A public hearing on Dominion’s rate request will be held June 11, at 10 a.m. in the State Corporation Commission’s second floor courtroom located in the Tyler Building, 1300 East Main Street, Richmond. Members of the public are welcome to testify at the hearing.

Dominion estimates that the average customer using 1,000 kilowatt-hours will see a rate increase of $2.15 per month on their bills, although officials with the SCC suggest the increase could be closer to $3.30 per month for 20 years. If approved, the increase will take effect Nov. 1.

According to an application filed by Dominion in December, the utility needs to recover expenditures related to the storage and disposal of coal ash at three sites — the Clover project, the Chesterfield Power Station near Chester, and the Mt. Storm Power Station near Bismarck, West Virginia. Dominion says the work is needed to comply with EPA and Virginia Waste Management Board regulations

In the application to the SCC, Dominion Energy said that while it is increasing its reliance on clean emission resources — listing natural gas and renewable energy in the category — “coal remains an important element of Dominion Energy’s diverse mix of power generation resources.” The company said it will continue to operate the coal-fired units at Chesterfield, Clover and Mt. Storm after addressing storage and disposal of waste byproducts from coal combustion.
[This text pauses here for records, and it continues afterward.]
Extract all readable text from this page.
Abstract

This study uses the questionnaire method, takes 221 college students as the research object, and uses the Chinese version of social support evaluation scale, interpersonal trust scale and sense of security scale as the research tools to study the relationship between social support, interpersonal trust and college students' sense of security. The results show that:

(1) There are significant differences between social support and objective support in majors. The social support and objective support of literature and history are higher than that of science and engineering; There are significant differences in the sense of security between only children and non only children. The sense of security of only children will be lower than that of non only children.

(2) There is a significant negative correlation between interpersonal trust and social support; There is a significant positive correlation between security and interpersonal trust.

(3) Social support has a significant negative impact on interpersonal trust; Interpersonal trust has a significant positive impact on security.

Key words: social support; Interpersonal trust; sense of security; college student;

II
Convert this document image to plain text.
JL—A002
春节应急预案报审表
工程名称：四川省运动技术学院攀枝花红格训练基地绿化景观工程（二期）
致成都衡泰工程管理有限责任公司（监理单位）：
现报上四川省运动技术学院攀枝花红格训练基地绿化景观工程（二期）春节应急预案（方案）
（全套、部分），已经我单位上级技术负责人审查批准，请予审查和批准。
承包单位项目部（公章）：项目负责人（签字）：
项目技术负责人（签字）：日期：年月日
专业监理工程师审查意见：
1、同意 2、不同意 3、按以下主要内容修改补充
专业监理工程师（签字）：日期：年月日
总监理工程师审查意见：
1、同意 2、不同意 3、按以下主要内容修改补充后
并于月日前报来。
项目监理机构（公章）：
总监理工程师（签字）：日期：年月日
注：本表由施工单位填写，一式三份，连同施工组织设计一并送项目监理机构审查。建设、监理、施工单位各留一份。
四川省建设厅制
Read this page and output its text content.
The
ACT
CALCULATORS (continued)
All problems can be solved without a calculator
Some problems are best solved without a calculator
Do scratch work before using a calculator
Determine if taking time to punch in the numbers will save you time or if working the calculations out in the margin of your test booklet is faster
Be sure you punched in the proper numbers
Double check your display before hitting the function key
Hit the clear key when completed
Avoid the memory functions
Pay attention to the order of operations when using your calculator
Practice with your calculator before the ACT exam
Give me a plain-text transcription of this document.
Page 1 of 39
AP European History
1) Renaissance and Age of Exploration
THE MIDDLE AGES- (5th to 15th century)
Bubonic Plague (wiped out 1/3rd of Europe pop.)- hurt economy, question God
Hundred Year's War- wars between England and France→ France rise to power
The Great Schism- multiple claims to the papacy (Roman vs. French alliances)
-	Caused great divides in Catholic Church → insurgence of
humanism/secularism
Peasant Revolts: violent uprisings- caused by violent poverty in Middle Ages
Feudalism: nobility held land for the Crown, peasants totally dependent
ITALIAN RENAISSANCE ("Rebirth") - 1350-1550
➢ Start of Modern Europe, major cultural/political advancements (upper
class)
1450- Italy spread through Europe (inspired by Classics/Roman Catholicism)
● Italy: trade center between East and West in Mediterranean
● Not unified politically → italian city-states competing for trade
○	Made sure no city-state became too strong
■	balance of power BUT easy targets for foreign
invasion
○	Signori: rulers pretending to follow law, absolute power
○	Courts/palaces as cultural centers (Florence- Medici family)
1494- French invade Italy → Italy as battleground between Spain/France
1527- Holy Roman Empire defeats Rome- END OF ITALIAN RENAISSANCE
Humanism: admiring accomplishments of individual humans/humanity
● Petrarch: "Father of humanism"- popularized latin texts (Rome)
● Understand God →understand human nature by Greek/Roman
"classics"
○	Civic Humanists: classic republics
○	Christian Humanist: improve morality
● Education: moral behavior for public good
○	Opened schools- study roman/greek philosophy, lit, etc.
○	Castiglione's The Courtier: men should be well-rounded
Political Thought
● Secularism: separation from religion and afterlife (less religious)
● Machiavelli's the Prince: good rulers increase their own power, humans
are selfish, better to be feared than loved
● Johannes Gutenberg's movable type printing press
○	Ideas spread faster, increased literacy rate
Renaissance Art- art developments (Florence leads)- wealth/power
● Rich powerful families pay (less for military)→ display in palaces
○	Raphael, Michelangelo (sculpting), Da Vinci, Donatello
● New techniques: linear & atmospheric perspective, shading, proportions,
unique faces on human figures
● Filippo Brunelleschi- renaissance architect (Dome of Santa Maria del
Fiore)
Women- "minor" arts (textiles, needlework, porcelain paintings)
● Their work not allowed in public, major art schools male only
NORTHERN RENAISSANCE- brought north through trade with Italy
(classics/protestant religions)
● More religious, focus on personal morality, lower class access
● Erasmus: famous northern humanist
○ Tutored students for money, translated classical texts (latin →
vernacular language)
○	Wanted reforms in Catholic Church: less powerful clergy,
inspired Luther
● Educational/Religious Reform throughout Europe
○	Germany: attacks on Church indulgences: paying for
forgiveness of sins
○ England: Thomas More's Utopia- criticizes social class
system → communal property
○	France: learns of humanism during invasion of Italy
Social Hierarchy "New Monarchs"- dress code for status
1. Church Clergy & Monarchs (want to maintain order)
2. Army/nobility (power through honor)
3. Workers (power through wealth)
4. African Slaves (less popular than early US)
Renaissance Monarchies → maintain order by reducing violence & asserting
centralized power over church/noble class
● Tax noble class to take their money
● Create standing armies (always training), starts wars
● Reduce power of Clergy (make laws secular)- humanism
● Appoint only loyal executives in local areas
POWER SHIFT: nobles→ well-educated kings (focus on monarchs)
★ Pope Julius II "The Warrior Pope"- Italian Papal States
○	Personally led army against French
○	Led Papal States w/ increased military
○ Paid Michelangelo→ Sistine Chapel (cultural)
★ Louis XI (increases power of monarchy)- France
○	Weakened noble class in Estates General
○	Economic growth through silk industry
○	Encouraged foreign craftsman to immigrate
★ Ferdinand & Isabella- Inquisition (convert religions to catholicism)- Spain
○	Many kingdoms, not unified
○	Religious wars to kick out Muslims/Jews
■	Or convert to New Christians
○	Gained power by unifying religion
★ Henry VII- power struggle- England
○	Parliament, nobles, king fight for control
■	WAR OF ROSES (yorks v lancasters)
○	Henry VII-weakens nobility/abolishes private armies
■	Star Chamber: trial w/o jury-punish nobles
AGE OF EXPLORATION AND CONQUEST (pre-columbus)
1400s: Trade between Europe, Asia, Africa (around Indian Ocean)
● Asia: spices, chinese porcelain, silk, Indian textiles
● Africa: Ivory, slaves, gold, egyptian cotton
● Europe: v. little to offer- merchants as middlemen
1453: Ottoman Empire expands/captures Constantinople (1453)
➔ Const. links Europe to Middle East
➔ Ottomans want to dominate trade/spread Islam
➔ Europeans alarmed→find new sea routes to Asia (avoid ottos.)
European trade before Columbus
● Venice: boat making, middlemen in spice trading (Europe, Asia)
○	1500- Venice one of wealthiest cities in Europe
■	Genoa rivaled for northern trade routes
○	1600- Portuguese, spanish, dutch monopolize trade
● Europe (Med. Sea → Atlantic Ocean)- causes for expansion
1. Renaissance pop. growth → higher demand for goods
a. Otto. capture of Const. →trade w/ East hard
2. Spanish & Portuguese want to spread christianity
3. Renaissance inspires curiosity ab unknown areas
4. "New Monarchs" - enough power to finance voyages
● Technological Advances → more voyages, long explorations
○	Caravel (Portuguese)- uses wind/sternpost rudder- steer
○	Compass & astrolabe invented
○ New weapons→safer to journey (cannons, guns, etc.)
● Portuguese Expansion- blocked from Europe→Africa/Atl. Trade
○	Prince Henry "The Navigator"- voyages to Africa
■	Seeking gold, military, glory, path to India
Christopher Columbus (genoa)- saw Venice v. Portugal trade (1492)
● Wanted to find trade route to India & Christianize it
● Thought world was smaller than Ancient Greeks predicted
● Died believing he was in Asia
To comply with regulations for the storage of coal ash, Dominion said it will spend $302.4 million to construct state-of-the-art landfill, sedimentation ponds, and water treatment facilities at the three plants. Of the total sum, $7.6 million is earmarked for upgrades to the Clover Power Station, where the work involves only the replacement of a liner on two sediment ponds. The remaining $294.8 million would be spent on improvements at the Chesterfield and Mt. Storm generation plants.

Dominion is asking the SCC to allow it to pass on $113.7 million of the total cost to customers beginning in the 2019 rate year.

The company’s application acknowledges that Clover’s two sediment ponds, spanning four acres, do not meet current EPA rules for handling and storage of coal ash wastes. Ponds containing gypsum sludge were originally lined from top to bottom with concrete and riprap, sand, and a potentially permeable synthetic liner. With the planned upgrades, these ponds are “being brought into compliance by retrofitting them with a new liner system of clay, a geosynthetic high density polyethylene liner, a geotextile cushion, and a concrete pad,” according to the utility.

Under Virginia law, Dominion can seek a rate hike from the SCC to recover projected and actual costs of projects that are deemed “necessary to comply with state and federal environmental laws and regulations applicable to generation facilities used to serve a utility’s native load obligation.” Dominion argues that all of the work being done at the three stations are, in fact, necessary to comply with environmental laws and regulations.

(Editor's note: This article has been updated from the original to reflect that the clean-up at the Clover Power Station pertains to coal ash and other waste byproducts from the coal combustion process. It also clarifies that the work taking place at the Clover Station involves the replacement of the liner on two sediment ponds where coal wastes are stored.)